A year ago I moved our decluttering/simplifying/minimalizing from the “home” into the “schooling.” For some reason, homeschooling had been ignored in the quest to par down our lifestyle. I had closed the door to the schoolroom and focused on decluttering linen closets and the garage, stacks of Tupperware and Rubbermaid, insisting that my curriculum was hands-off from decluttering.
The ah-hah came when I realized that I was continually “reorganizing” the same stacks of books and curriculum boxes every semester. Sliding them from one side of the classroom to the other, with the hopes that in their new location there would be room. Maybe covering them with a table cloth, they would look like a table. Maybe arranged along the wall, we could ignore. Each “fresh-start” took about two days to open the boxes, sort through, and relabel before pushing across the room.
Nothing changed from one semester to the next. Often, we were discovering that we had outgrown a curriculum from the bottom of a box, not even getting a chance to use it, because we had not seen it for awhile.
What a waste! Some of it was financial, items purchased; some was good materials given to us, not being used, that could have blessed another family, rather than hiding in a box. Also, what a waste of four days a year. Four days that we could have been on a homeschool field trip, we could have been gardening, or in the spring time through early fall, we could have been on the river kayaking.
Minimalist Homeschooling is giving us back time. For some minimalists, everything is neutral colored (I can’t imagine school books or a classroom being all beige toned.) Some or our minimalist friends are trying to live with 33 items of clothing (Project 333). Others are moving into tiny homes and allowing everyone to keep 100 items.
Who is the true minimalist? The quote “There is no right way to pursue minimalism.” brings relaxation back to the process. Minimalism will look different for everyone. Minimalist Homeschooling will also look different, and will be different at the various stages of the process.
For us, the first stage has been decluttering our school room. I am an organizer, but when there is too much “stuff”, even the best organization will lose items from circulation. Three rounds of major sorting, and I still find a few items cropping up each week that are placed in the sorting boxes to leave the house.

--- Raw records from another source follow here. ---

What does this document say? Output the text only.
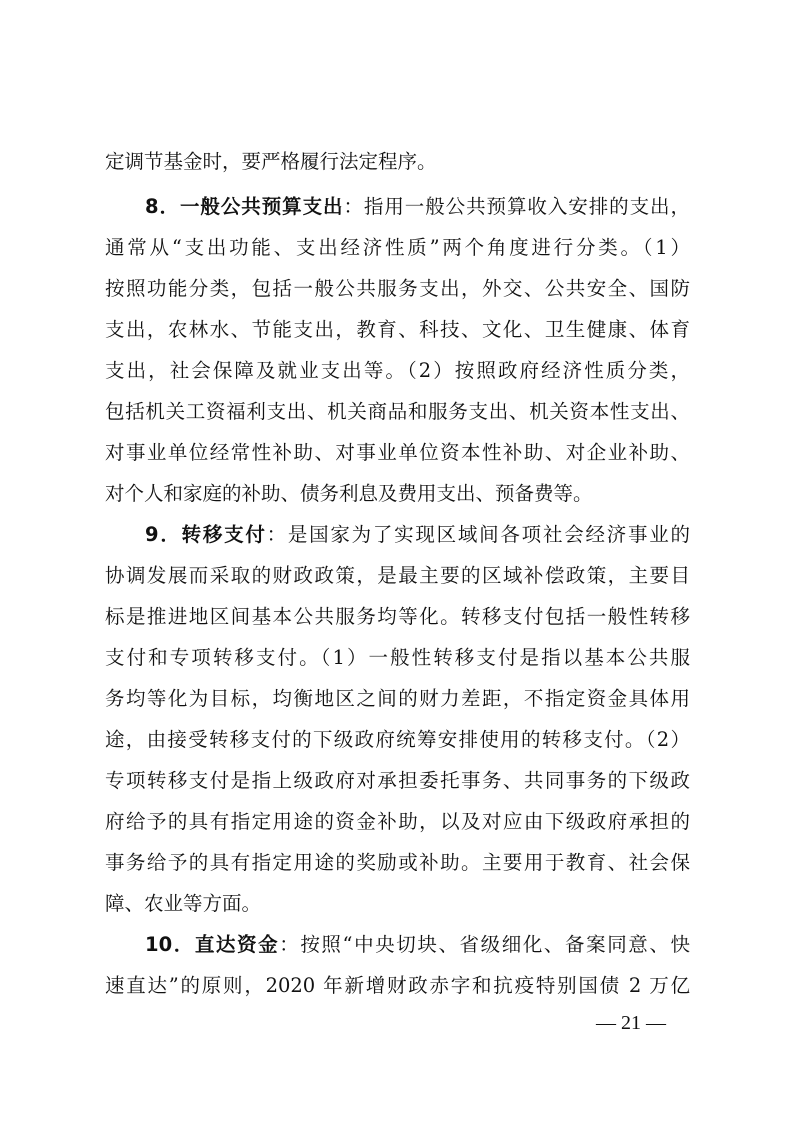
定调节基金时，要严格履行法定程序。
8．一般公共预算支出：指用一般公共预算收入安排的支出，
通常从“支出功能、支出经济性质”两个角度进行分类。（1）
按照功能分类，包括一般公共服务支出，外交、公共安全、国防
支出，农林水、节能支出，教育、科技、文化、卫生健康、体育
支出，社会保障及就业支出等。（2）按照政府经济性质分类，
包括机关工资福利支出、机关商品和服务支出、机关资本性支出、
对事业单位经常性补助、对事业单位资本性补助、对企业补助、
对个人和家庭的补助、债务利息及费用支出、预备费等。
9．转移支付：是国家为了实现区域间各项社会经济事业的
协调发展而采取的财政政策，是最主要的区域补偿政策，主要目
标是推进地区间基本公共服务均等化。转移支付包括一般性转移
支付和专项转移支付。（1）一般性转移支付是指以基本公共服
务均等化为目标，均衡地区之间的财力差距，不指定资金具体用
途，由接受转移支付的下级政府统筹安排使用的转移支付。（2）
专项转移支付是指上级政府对承担委托事务、共同事务的下级政
府给予的具有指定用途的资金补助，以及对应由下级政府承担的
事务给予的具有指定用途的奖励或补助。主要用于教育、社会保
障、农业等方面。
10．直达资金：按照“中央切块、省级细化、备案同意、快
速直达”的原则，2020 年新增财政赤字和抗疫特别国债 2 万亿
— 21 —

Second stage has been the decluttering of our calendar. Removing co-ops and non-essential trips. Reconnecting with special friends to build stronger relationships. Reinvesting in classes that bring back the quality schooling that led us into homeschooling.
The last stage that we are entering is paring down our instruction and curriculum. Less is more. Less curriculum allows us to go into fewer subjects more deeply. Less workbooks, projects, worksheets, assignments . . . has opened up time for really practicing our instruments longer and more focused each day. We are reading through our pile of “must-read” classics, and really getting into discussions. And we have the beginnings of an interesting long-term science lab in process.
Instead of struggling to get through the to-do list of assignments, I am spending time really analyzing the intent and purpose of my assignments. We are still schooling the same amount, but the less quantity is really becoming more quality.
Is this the “right” or only path for Minimalist Homeschooling? No. Everyone has different goals and a different order of their steps. I am sure that I will keep growing and even my three stages will grow, adding a new level that I was not even aware of.
After one year of this focused Minimalist Homeschooling and blogging about the process, I am becoming very thankful that we opened the schoolroom door and opened the boxes. I wanted quality and relationships, and slowly we are building both.